Frank is the only one in the Youth team who went to Ateneo so he never hears the end of it from those who went to La Salle. During their rookie year, they would all joke around because they didn't get enough playing time. They would even give each other high-fives.

"Pero this year, di na ko pinapansin ni Jovet Mendoza [who went to La Salle] pag may matchup kami. Super focused na siya sa game," Frank says. "But off the court naman, we're still friends."

Jolas Terso

Where he came from: National University - High School

Where he is now: National University

Jolas is an NU homegrown talent, played for the Bulldogs juniors team. One of the coaching staff of the RP Youth contacted his high school coach to invite Jolas for the tryouts. It didn't take Jolas a split-second to say yes.

"Malaki natulong ng RP Youth sa'kin kasi tumaas confidence ko at nadagdagan yung experience ko," he says.

In the year that he was part of the National Team, some of his coaches tried to recruit him for their respective schools. "Nagsasabi sila na lumipat na lang daw ako ng DLSU pero ewan ko kung seryoso sila dun," he says.

"Nagdadalawang-isip ako pero nung natapos yung RP Youth pinili ko na lang mag-stay sa NU. Nahiya ako sa NU kasi dito na din ako natuto. And gusto ko silang makalaban," he adds.

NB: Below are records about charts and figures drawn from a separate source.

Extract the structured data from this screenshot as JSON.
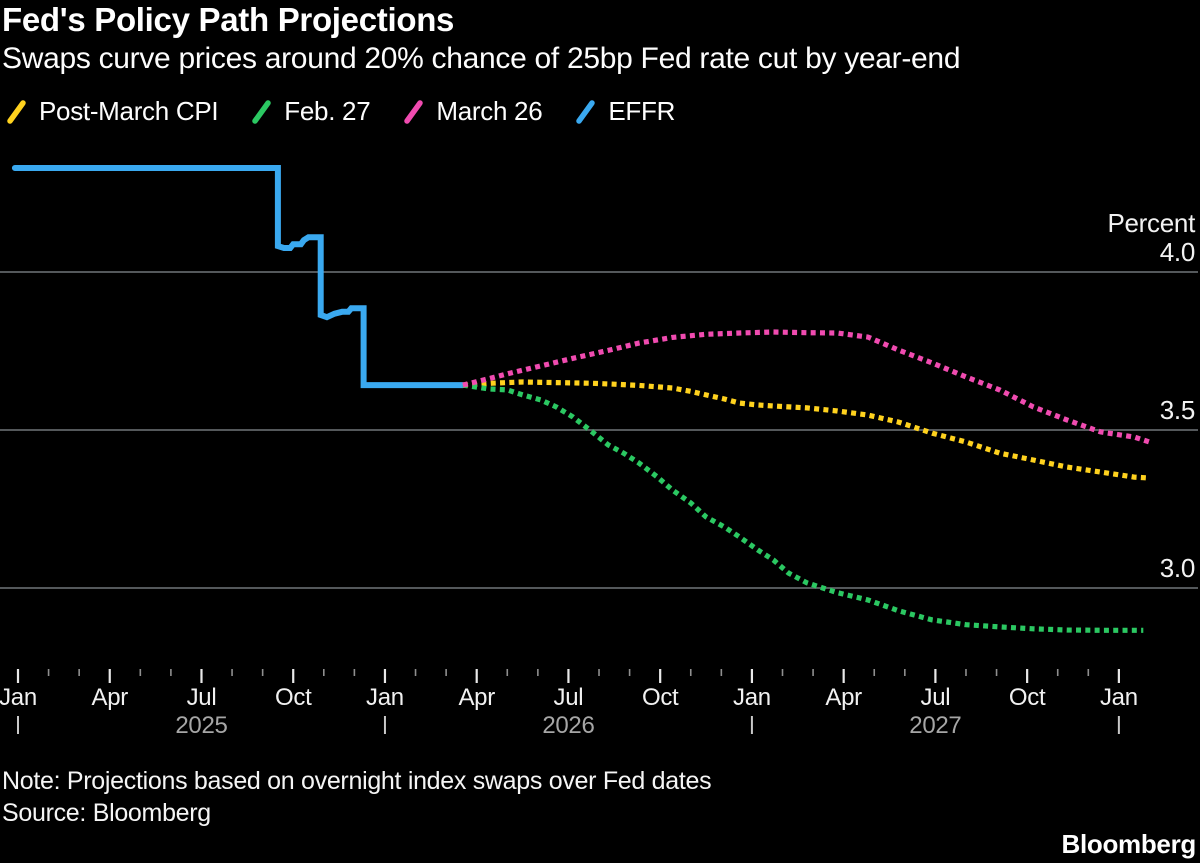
{
  "header": {
    "title": "Fed's Policy Path Projections",
    "subtitle": "Swaps curve prices around 20% chance of 25bp Fed rate cut by year-end"
  },
  "footer": {
    "note": "Note: Projections based on overnight index swaps over Fed dates",
    "source": "Source: Bloomberg",
    "brand": "Bloomberg"
  },
  "chart_data": {
    "type": "line",
    "title": "Fed's Policy Path Projections",
    "subtitle": "Swaps curve prices around 20% chance of 25bp Fed rate cut by year-end",
    "ylabel": "Percent",
    "yticks": [
      "4.0",
      "3.5",
      "3.0"
    ],
    "ylim": [
      2.77,
      4.39
    ],
    "x_unit": "months since Jan 2025",
    "xlim_months": [
      0,
      37
    ],
    "grid_on": true,
    "grid_color": "#54585b",
    "legend_position": "top",
    "x_ticks": [
      {
        "m": 0,
        "label": "Jan"
      },
      {
        "m": 3,
        "label": "Apr"
      },
      {
        "m": 6,
        "label": "Jul"
      },
      {
        "m": 9,
        "label": "Oct"
      },
      {
        "m": 12,
        "label": "Jan"
      },
      {
        "m": 15,
        "label": "Apr"
      },
      {
        "m": 18,
        "label": "Jul"
      },
      {
        "m": 21,
        "label": "Oct"
      },
      {
        "m": 24,
        "label": "Jan"
      },
      {
        "m": 27,
        "label": "Apr"
      },
      {
        "m": 30,
        "label": "Jul"
      },
      {
        "m": 33,
        "label": "Oct"
      },
      {
        "m": 36,
        "label": "Jan"
      }
    ],
    "x_year_labels": [
      {
        "m": 6,
        "label": "2025"
      },
      {
        "m": 18,
        "label": "2026"
      },
      {
        "m": 30,
        "label": "2027"
      }
    ],
    "x_year_marks": [
      0,
      12,
      24,
      36
    ],
    "series": [
      {
        "name": "Post-March CPI",
        "color": "#ffd21e",
        "line_style": "dotted",
        "points": [
          [
            14.55,
            3.642
          ],
          [
            15.5,
            3.648
          ],
          [
            16.5,
            3.652
          ],
          [
            17.6,
            3.65
          ],
          [
            18.7,
            3.648
          ],
          [
            19.5,
            3.645
          ],
          [
            20.3,
            3.641
          ],
          [
            21.4,
            3.633
          ],
          [
            22.0,
            3.622
          ],
          [
            22.5,
            3.611
          ],
          [
            23.1,
            3.598
          ],
          [
            23.6,
            3.585
          ],
          [
            24.2,
            3.579
          ],
          [
            24.7,
            3.576
          ],
          [
            25.8,
            3.57
          ],
          [
            26.8,
            3.56
          ],
          [
            27.8,
            3.547
          ],
          [
            28.8,
            3.525
          ],
          [
            29.9,
            3.49
          ],
          [
            31.0,
            3.462
          ],
          [
            32.1,
            3.427
          ],
          [
            33.2,
            3.405
          ],
          [
            34.3,
            3.383
          ],
          [
            35.4,
            3.367
          ],
          [
            36.5,
            3.351
          ],
          [
            37.0,
            3.348
          ]
        ]
      },
      {
        "name": "Feb. 27",
        "color": "#2bc862",
        "line_style": "dotted",
        "points": [
          [
            14.55,
            3.642
          ],
          [
            15.4,
            3.63
          ],
          [
            16.0,
            3.627
          ],
          [
            16.5,
            3.611
          ],
          [
            17.1,
            3.595
          ],
          [
            17.6,
            3.573
          ],
          [
            18.15,
            3.541
          ],
          [
            18.7,
            3.5
          ],
          [
            19.3,
            3.453
          ],
          [
            19.8,
            3.427
          ],
          [
            20.3,
            3.396
          ],
          [
            20.9,
            3.352
          ],
          [
            21.4,
            3.31
          ],
          [
            22.0,
            3.269
          ],
          [
            22.5,
            3.225
          ],
          [
            23.1,
            3.193
          ],
          [
            23.6,
            3.161
          ],
          [
            24.2,
            3.12
          ],
          [
            24.7,
            3.089
          ],
          [
            25.2,
            3.047
          ],
          [
            25.8,
            3.016
          ],
          [
            26.8,
            2.985
          ],
          [
            27.8,
            2.962
          ],
          [
            28.8,
            2.928
          ],
          [
            29.9,
            2.899
          ],
          [
            31.0,
            2.884
          ],
          [
            32.1,
            2.877
          ],
          [
            33.2,
            2.871
          ],
          [
            34.3,
            2.867
          ],
          [
            35.5,
            2.866
          ],
          [
            36.8,
            2.866
          ]
        ]
      },
      {
        "name": "March 26",
        "color": "#f04bb0",
        "line_style": "dotted",
        "points": [
          [
            14.55,
            3.642
          ],
          [
            15.3,
            3.66
          ],
          [
            16.1,
            3.68
          ],
          [
            17.1,
            3.703
          ],
          [
            18.15,
            3.727
          ],
          [
            19.3,
            3.752
          ],
          [
            20.3,
            3.775
          ],
          [
            21.4,
            3.793
          ],
          [
            22.5,
            3.803
          ],
          [
            23.6,
            3.807
          ],
          [
            24.7,
            3.81
          ],
          [
            25.8,
            3.808
          ],
          [
            26.8,
            3.807
          ],
          [
            27.8,
            3.794
          ],
          [
            28.8,
            3.753
          ],
          [
            29.9,
            3.712
          ],
          [
            31.0,
            3.668
          ],
          [
            32.1,
            3.627
          ],
          [
            33.2,
            3.573
          ],
          [
            34.3,
            3.532
          ],
          [
            35.4,
            3.494
          ],
          [
            36.5,
            3.478
          ],
          [
            37.0,
            3.462
          ]
        ]
      },
      {
        "name": "EFFR",
        "color": "#3aa9f0",
        "line_style": "solid",
        "points": [
          [
            -0.1,
            4.329
          ],
          [
            8.5,
            4.329
          ],
          [
            8.5,
            4.082
          ],
          [
            8.7,
            4.076
          ],
          [
            8.9,
            4.076
          ],
          [
            9.0,
            4.088
          ],
          [
            9.25,
            4.088
          ],
          [
            9.35,
            4.101
          ],
          [
            9.5,
            4.11
          ],
          [
            9.9,
            4.11
          ],
          [
            9.9,
            3.864
          ],
          [
            10.1,
            3.857
          ],
          [
            10.35,
            3.868
          ],
          [
            10.6,
            3.874
          ],
          [
            10.8,
            3.874
          ],
          [
            10.9,
            3.885
          ],
          [
            11.3,
            3.885
          ],
          [
            11.3,
            3.642
          ],
          [
            14.55,
            3.642
          ]
        ]
      }
    ]
  }
}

Jolas is especially happy to be at NU, with their revamped basketball program and facilities. "I'm still excited on games with my former teammates. Kasi kahit sa court lang magkakasama ulit kami, pero as opponents nga lang."

Joel Tolentino

Where he came from: University of the Philippines Integrated School/Reedley International School

Where he is now: De La Salle University

Joel was playing for UPIS when he tried out for the RP Youth. He transferred to Reedley after making it to the National team and quit the juniors league.

"The best thing about being in the RP Youth is that you're playing for your country," he says. "But the worst thing is that when we lose, it's like the whole country's losing as well."

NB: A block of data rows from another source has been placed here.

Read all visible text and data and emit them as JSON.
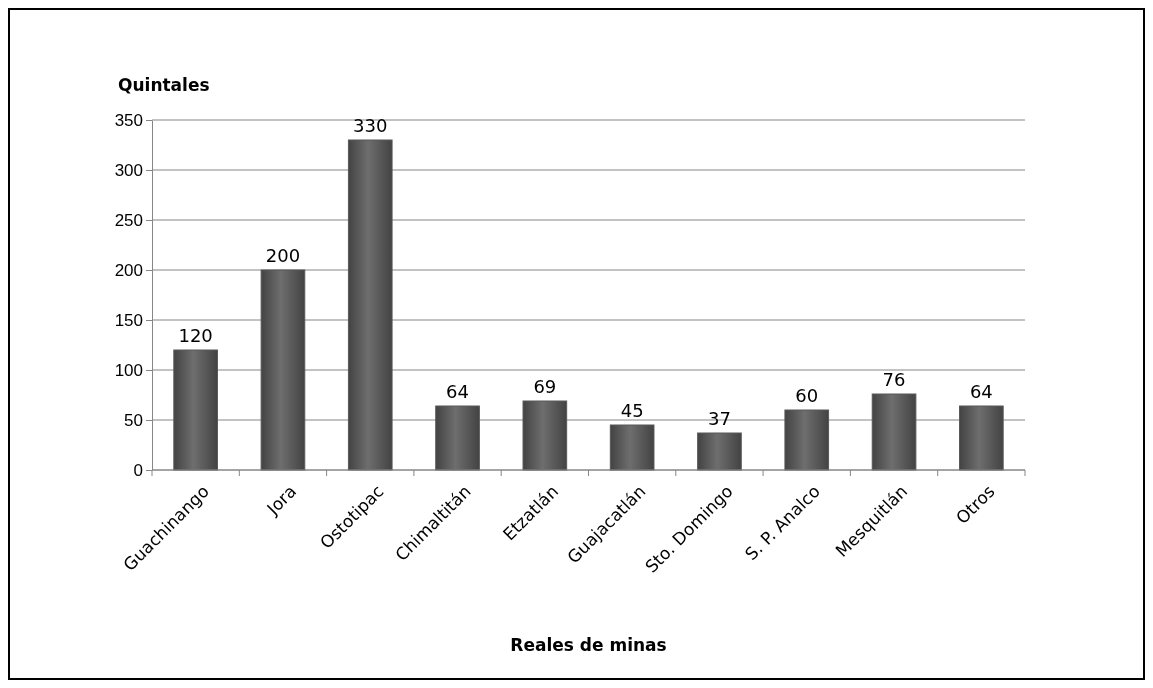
{
  "chart_data": {
    "type": "bar",
    "ylabel": "Quintales",
    "xlabel": "Reales de minas",
    "categories": [
      "Guachinango",
      "Jora",
      "Ostotipac",
      "Chimaltitán",
      "Etzatlán",
      "Guajacatlán",
      "Sto. Domingo",
      "S. P. Analco",
      "Mesquitlán",
      "Otros"
    ],
    "values": [
      120,
      200,
      330,
      64,
      69,
      45,
      37,
      60,
      76,
      64
    ],
    "color": "#595959",
    "ylim": [
      0,
      350
    ],
    "yticks": [
      0,
      50,
      100,
      150,
      200,
      250,
      300,
      350
    ],
    "grid": "y",
    "data_labels": true
  }
}
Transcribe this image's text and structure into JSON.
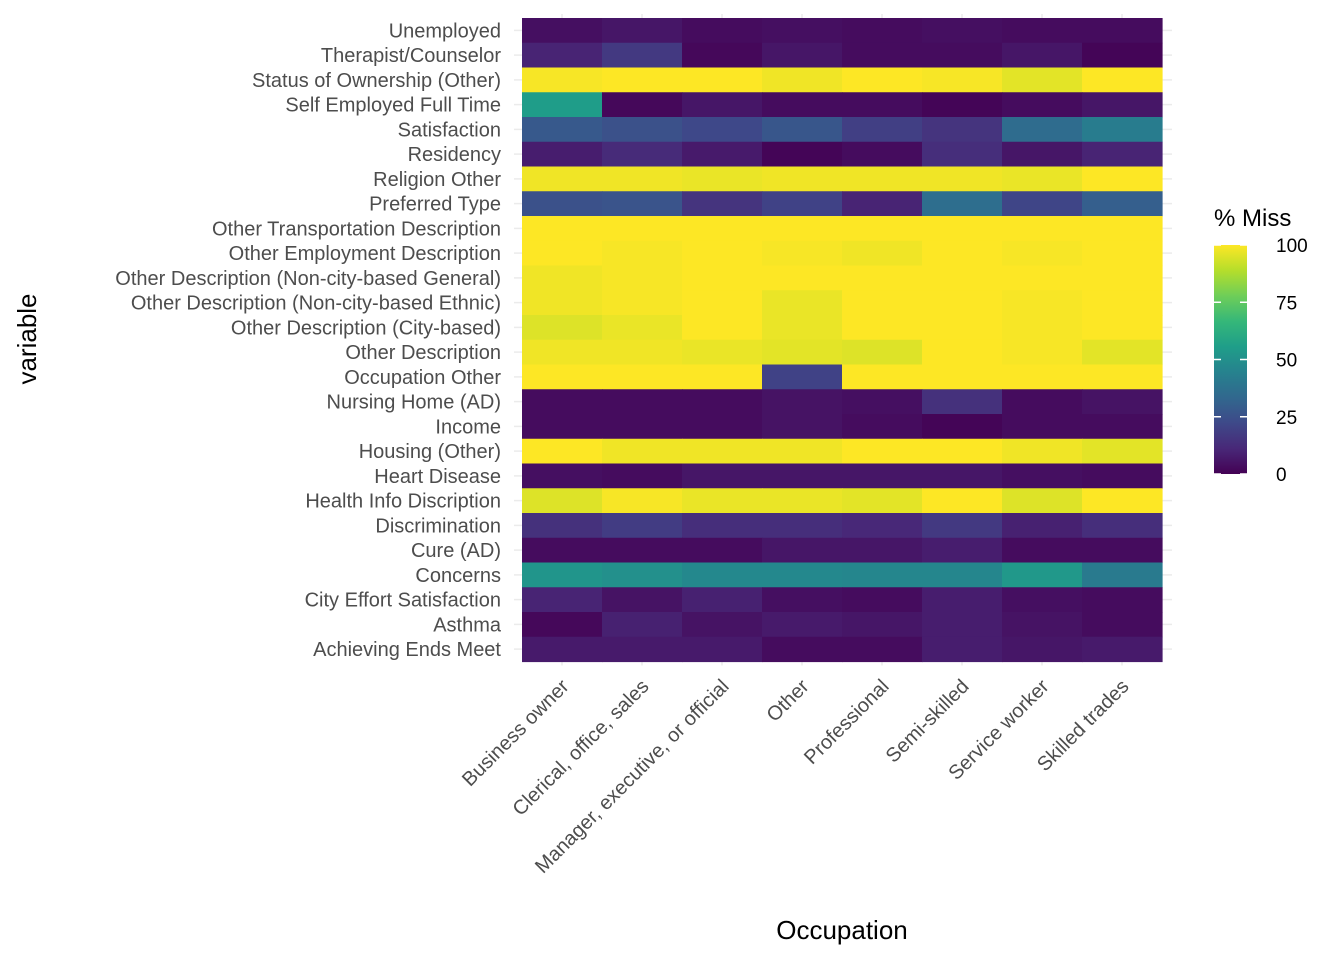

After his Youth Team stint, he was wooed by various colleges. As an Ateneo Grade School grad, coach Norman Black tried recruiting Joel post-RP Youth. However, he decided to don the green-and-white instead. "I went to Ateneo na before so I wanted to try a different school naman," he says.

He says it's fun to play against his former RP Youth members, but it's inevitable to have some kind of competition. He and Jolas are both point guards so they do get matched up. Frank is playing for his alma-mater-turned-archrival.

The bond formed during their RP Youth days will never be dissolved though.

Paraphrasing the Adidas motto, "Teams change but the brotherhood remains."